While the bay is often cold and the waves only break when the wind blows, there’s something wonderful about being able to surf even when you’re 100 miles from the coast.

YES – Surfing in Birch Bay

While Westport remains the spot for consistent waves year round, many people are surprised to learn that there are surfable waves in Birch Bay 10-15 times a year. While these waves are almost always small (1ft-2ft) and often only break for 1-2 hours, there have been some larger (3ft-4ft) days in previous years.
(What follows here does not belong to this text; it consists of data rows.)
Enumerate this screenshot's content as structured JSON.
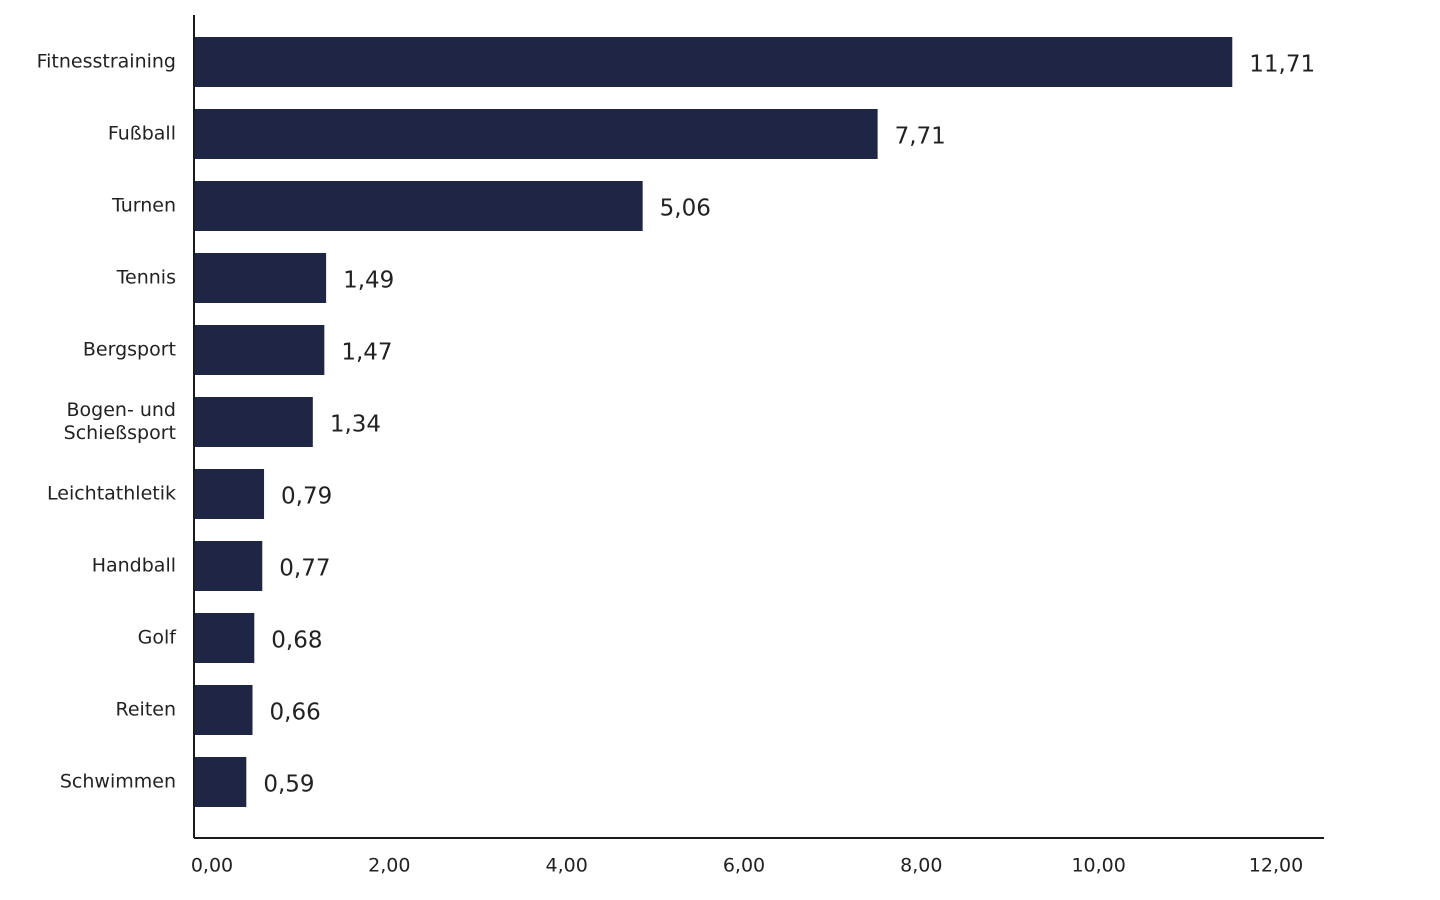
{
  "chart_data": {
    "type": "bar",
    "orientation": "horizontal",
    "categories": [
      "Fitnesstraining",
      "Fußball",
      "Turnen",
      "Tennis",
      "Bergsport",
      "Bogen- und Schießsport",
      "Leichtathletik",
      "Handball",
      "Golf",
      "Reiten",
      "Schwimmen"
    ],
    "category_lines": [
      [
        "Fitnesstraining"
      ],
      [
        "Fußball"
      ],
      [
        "Turnen"
      ],
      [
        "Tennis"
      ],
      [
        "Bergsport"
      ],
      [
        "Bogen- und",
        "Schießsport"
      ],
      [
        "Leichtathletik"
      ],
      [
        "Handball"
      ],
      [
        "Golf"
      ],
      [
        "Reiten"
      ],
      [
        "Schwimmen"
      ]
    ],
    "values": [
      11.71,
      7.71,
      5.06,
      1.49,
      1.47,
      1.34,
      0.79,
      0.77,
      0.68,
      0.66,
      0.59
    ],
    "value_labels": [
      "11,71",
      "7,71",
      "5,06",
      "1,49",
      "1,47",
      "1,34",
      "0,79",
      "0,77",
      "0,68",
      "0,66",
      "0,59"
    ],
    "xticks": [
      0,
      2,
      4,
      6,
      8,
      10,
      12
    ],
    "xtick_labels": [
      "0,00",
      "2,00",
      "4,00",
      "6,00",
      "8,00",
      "10,00",
      "12,00"
    ],
    "xlim": [
      0,
      12.2
    ],
    "title": "",
    "xlabel": "",
    "ylabel": "",
    "grid": false,
    "legend": "none",
    "colors": {
      "bar": "#1f2645",
      "axis": "#1a1a1a",
      "text": "#222222"
    }
  }
}
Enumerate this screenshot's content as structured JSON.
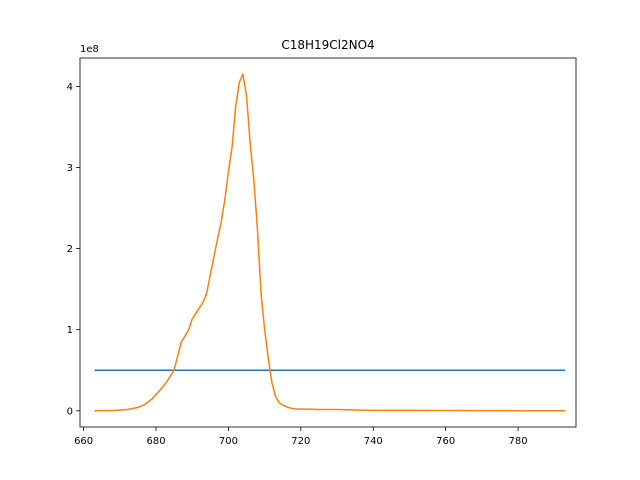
{
  "chart_data": {
    "type": "line",
    "title": "C18H19Cl2NO4",
    "xlabel": "",
    "ylabel": "",
    "xlim": [
      659,
      796
    ],
    "ylim": [
      -0.2,
      4.35
    ],
    "y_offset_label": "1e8",
    "y_scale_exponent": 8,
    "x_ticks": [
      660,
      680,
      700,
      720,
      740,
      760,
      780
    ],
    "y_ticks": [
      0,
      1,
      2,
      3,
      4
    ],
    "grid": false,
    "legend": "none",
    "series": [
      {
        "color": "#1f77b4",
        "x": [
          663,
          793
        ],
        "y": [
          0.5,
          0.5
        ]
      },
      {
        "color": "#ff7f0e",
        "x": [
          663,
          666,
          669,
          672,
          675,
          677,
          679,
          681,
          683,
          685,
          686,
          687,
          688,
          689,
          690,
          691,
          692,
          693,
          694,
          695,
          696,
          697,
          698,
          699,
          700,
          701,
          702,
          703,
          704,
          705,
          706,
          707,
          708,
          709,
          710,
          711,
          712,
          713,
          714,
          715,
          716,
          717,
          718,
          719,
          720,
          722,
          725,
          730,
          735,
          740,
          750,
          760,
          770,
          780,
          793
        ],
        "y": [
          0.0,
          0.002,
          0.005,
          0.015,
          0.04,
          0.08,
          0.15,
          0.25,
          0.36,
          0.5,
          0.68,
          0.85,
          0.92,
          1.0,
          1.13,
          1.2,
          1.27,
          1.34,
          1.45,
          1.68,
          1.9,
          2.12,
          2.33,
          2.6,
          2.95,
          3.25,
          3.75,
          4.05,
          4.15,
          3.88,
          3.3,
          2.85,
          2.25,
          1.45,
          1.0,
          0.65,
          0.35,
          0.18,
          0.1,
          0.07,
          0.05,
          0.035,
          0.025,
          0.02,
          0.02,
          0.02,
          0.015,
          0.015,
          0.01,
          0.005,
          0.005,
          0.003,
          0.002,
          0.001,
          0.0
        ]
      }
    ]
  }
}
The most popular spot to catch waves is in the middle of Birch Bay State Park (at the point) – this surf spot is named Seaman Spit for its spit of sand at low tide that causes it to break, and its discoverer, Gary Seaman, a surfboard and kayak designer. On larger days rides can take you all the way down the shore 50 yards or more.

There are also people who surf on the other side of the bay near Birch Bay Villages or South of Birch Bay near Cherry Point when wind is out of the S or SW however these rides are much shorter.

While prone surfing is possible on bigger days most surfers here ride SUP’s as they can catch the smaller waves. You’ll often find Surf Skis, Kayakers, and Kiteboarders out enjoying the waves as well.


Waves in the bay are generated by strong winds out of the SW, W, or NW with the NW winds creating the best bet for possible surf conditions. The strongest waves occur when windswell combines with an incoming tide.

You can check the Halibut Bank Buoy for wind direction and swell (seas). Readings above 3ft for waves with NW winds offer a chance the waves will make it to Birch Bay.


Another good resource is Windonthewater.com as you can see the wind direction readings for multiple locations around Puget Sound.